Step 2: Time for design
Once the container is built, you are ready to plant. Fill the box with a mixture of peat, perlite, or vermiculite. As with any container, don’t use garden soil. It’s too heavy and compact. 

I have planted different pictures, but my favorite is the “bouquet” of flowers in a vase. Before choosing a design and what plants you are going to use, you need to know where you are going to display your artwork and what kind of lighting it will receive. 

Use plants that have similar growing requirements. Low-growing plants that stay small work best. I use succulents and sedums; they’re available in a wide variety of colors, shapes, and sizes. They are easy to grow and are some of the least demanding plants in the garden. Use hens and chicks (Sempervivum) for the flowers of the bouquet. Then use one of the following ground covering plants for the background: Thymus praecox ‘Elfin’, Irish moss (Sagina subulata), or a Sedum.

Step 3: Time to plant
This is the fun part. Having the design in mind, use wire cutters to cut the wire so you can place your prop in the soil. I use a ceramic pot as the vase. Then cut the wire as needed to place the plants in. Once a plant is in, push back the wire around the plant. Stagger the sizes and colors. When finished with the planting, water in the plants, and let the frame lie flat for a while so it can settle. The plants are secured in the frame by watering them in.

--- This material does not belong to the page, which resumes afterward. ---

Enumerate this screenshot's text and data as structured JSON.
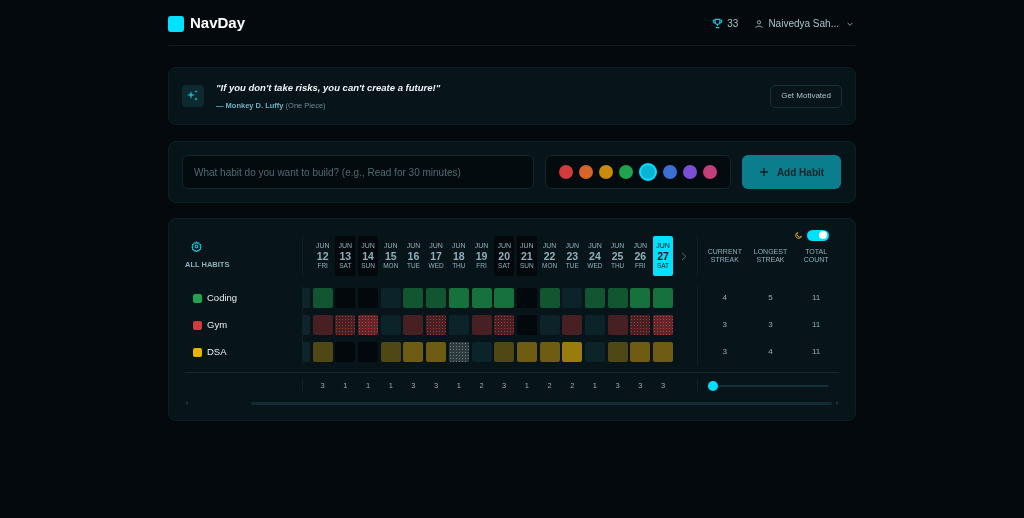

These frames are not designed for indoors. Since they are very heavy, it would be difficult to hang them on a wall, and watering would be really hard. In winter it is best to store the frame and plants in an unheated garage, so the plants go dormant. I have not had to water them during winter. Of course, the best place for the plants to overwinter is in the ground, though you’d have to dismantle your frame if you want to do that.

For the finishing touch, fill in the empty areas with green sphagnum moss. Display your artwork on an easel. This is a living picture and will continue to change as the plants grow and mature. Trim back the plants if they become unruly. Check the soil under the plants. If dry, water lightly. I just spray lightly with a hose. Don’t overwater. If needed, use floral pins or wire to train the plants as they grow. 

It’s time to unearth the artist within you. Go forth and paint your garden and home with living masterpieces.